With regard to their findings, the researchers report that over the 45-year period of study “ETP coral cover exhibited temporary reductions following major ENSO events, but no overall decline.” Indeed, as seen by the red trend line in Figure 1, coral cover increased slightly during this time, though the increase was not statistically significant. Of perhaps greater interest to the subject at hand, however, is the apparent increasing resistance of this parameter over time to the thermal stress caused by major El Niño events; whereas coral cover experienced a 25.6% decrease following the 1982/83 El Niño, it rebounded to pre-event levels within a decade and remained at such levels following the subsequent super 1997/98 El Niño event.

Commenting on their work, Romero-Torres et al. say that “after repeated thermal stress disturbances, such as those caused by the 1997-1998 El Niño, ETP coral reefs have demonstrated regional persistence and resiliency.” Consequently, they conclude “ETP coral reefs have adapted to thermal extremes to date, and may have the ability to adapt to near-term future climate-change thermal anomalies,” adding “these findings for ETP reef resilience may provide general insights for the future of coral reef survival and recovery elsewhere.” And those insights do not support the fervent claims of climate alarmists of current and ongoing irreversible damage to coral reefs.

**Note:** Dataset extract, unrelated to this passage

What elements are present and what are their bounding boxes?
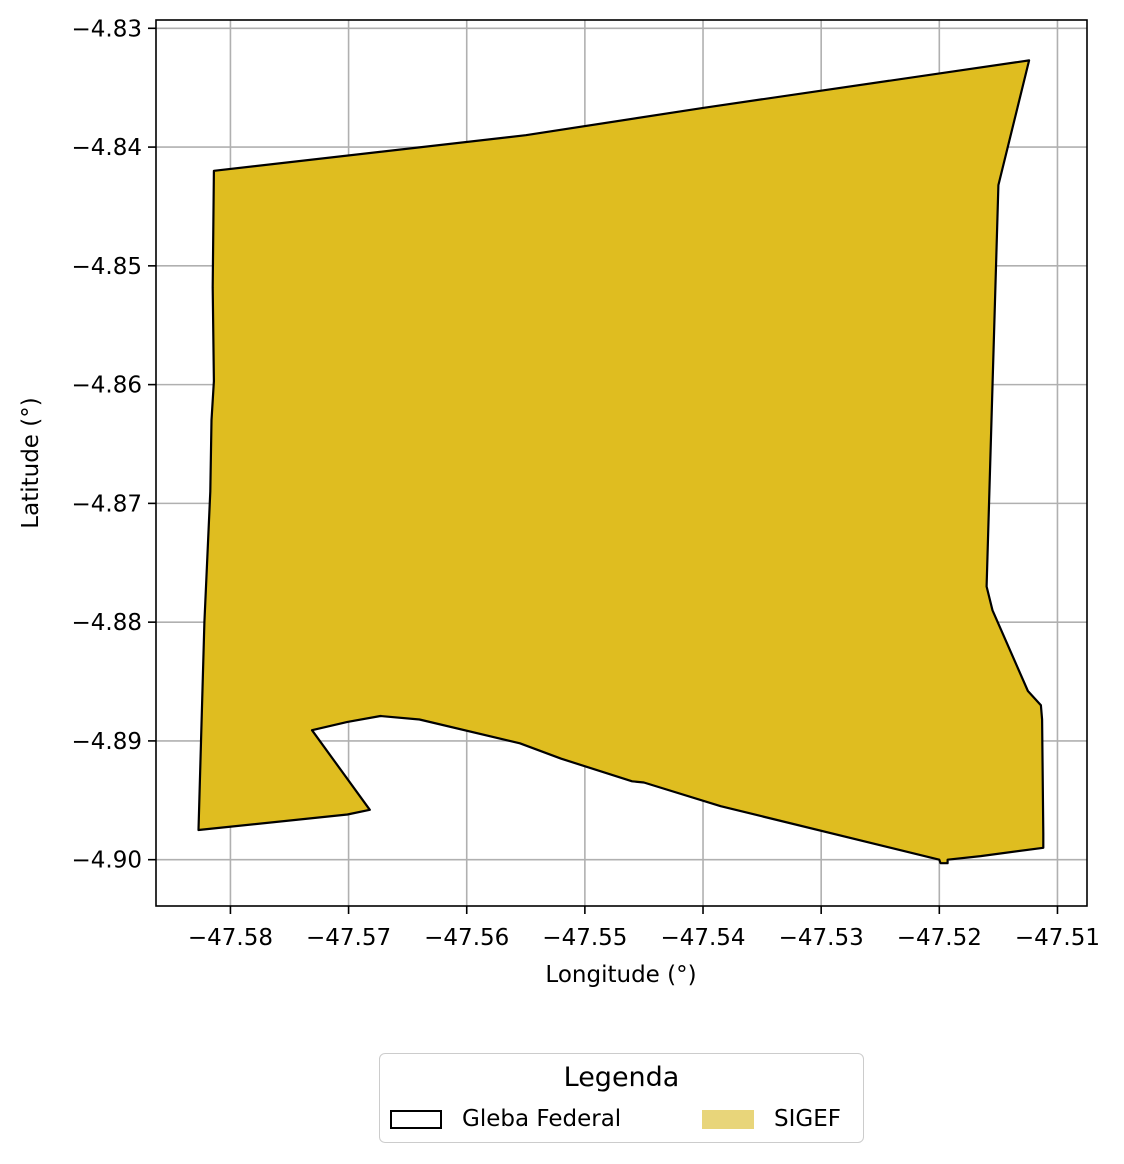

Figure 1. Illustration of the influence of ENSO events on the coral cover in the Eastern Tropical Pacific (ETP). Top panel (a): Positive (red) and negative (blue) sea surface temperature anomalies in the Niño-3 region during 1971-2014. The vertical orange bars indicate the strongest El Niño events. Bottom panel (b): Live coral cover aggregated at the region scale for ETP coral reefs with its fitted linear trend (red dashed line). The fitted smooth line trend in green represents the long-term cycles of loss and recovery (95% confidence level interval in gray). Box plots describe the minimum, maximum, interquartile ranges and median values of live coral cover for each year. Source: Romero-Torres et al. (2020).